Beverage giant Snapple may be on the road to recovery under its new owners.

In the first sign of expansion the company has seen in some time, Snapple candy – Fruits, Whirls, Beans and Snapplets – will be available in grocery, drug and general merchandise stores this spring.

The company lost its direction after being passed around from owner to owner, with each trying to figure out what Snapple’s next step would be. And while all this passing was going on, the company’s sales growth slowed in the highly competitive beverage arena.

First, founders and original owners Hyman Golden, Arnold Greenberg and Leonard Marsh sold Snapple to Thomas H. Lee, an investment firm that took the company public in 1992. Then Quaker Oats bought Snapple in 1994 for $1.7 billion, which proved to be a disastrous move for the brand and its chairman, William Smithberg. He lost his job.

Two years later, Nelson Peltz’s Triarc investment group bought the brand for a bargain $300 million. After unsuccessfully trying twice to take Snapple public again, Triarc sold the hot potato to Cadbury Schweppes PLC – led by CEO John Sunderland – for $1.45 billion, making a tidy profit in the process.

Triarc is also partially responsible for seeing the growth potential that Snapple-flavored candy brings to the brand. Scott Semel, president of Cody-Kramer Imports, the manufacturer of Snapple candy, said that when he approached Triarc, the reception was warm. “They were enamored of the idea,” he said – and negotiations for the deal moved swiftly.

Snapple candy will be marketed with Snapple’s roots in mind. Cody-Kramer is concentrating its marketing efforts in the New York area, with Madison Square Garden serving as the centerpiece of the campaign.

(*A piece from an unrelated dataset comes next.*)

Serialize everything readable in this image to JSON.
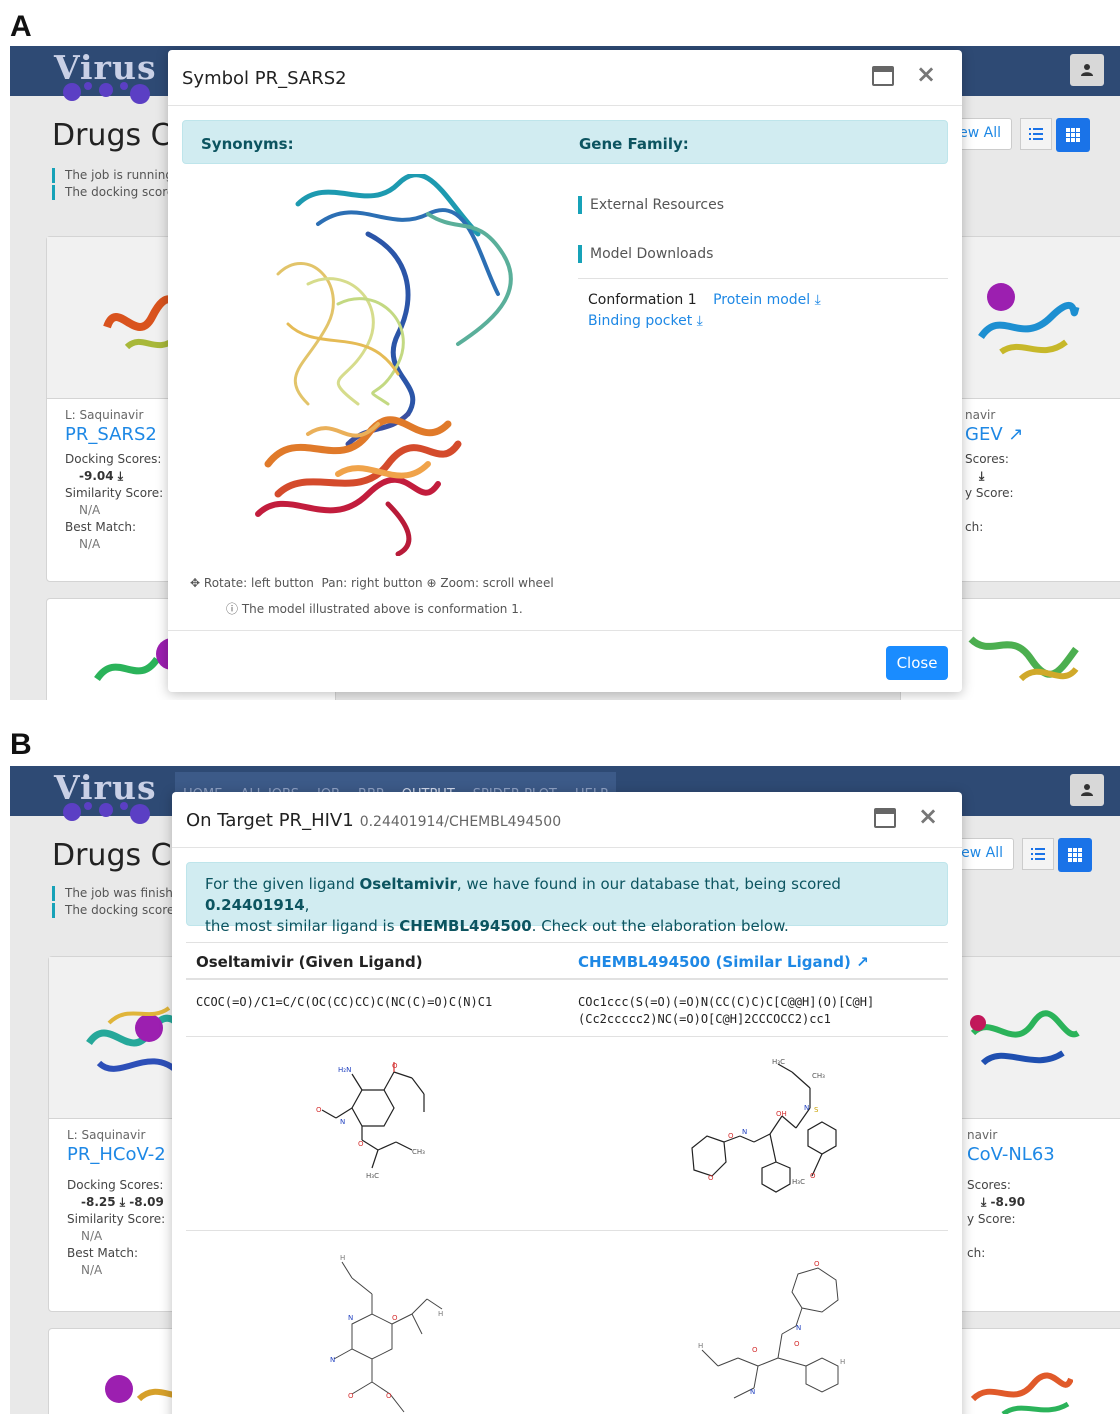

“We’re advertising during the Knicks games, and we have signage in Madison Square Garden,” Cody-Kramer’s Semel said. “Over 30 percent of Snapple business is done in the tri-state area,” Semel said.

In its heyday, Snapple’s identity was closely aligned with its quirky marketing campaigns and celebrity affiliations. Radio shock-jock Howard Stern, conservative pundit Rush Limbaugh and Wendy Kaufman, “Wendy the Snapple Lady,” provided every consumer segment with someone with whom to identify. The trio was fired by Quaker Oats and was subsequently rehired by Triarc.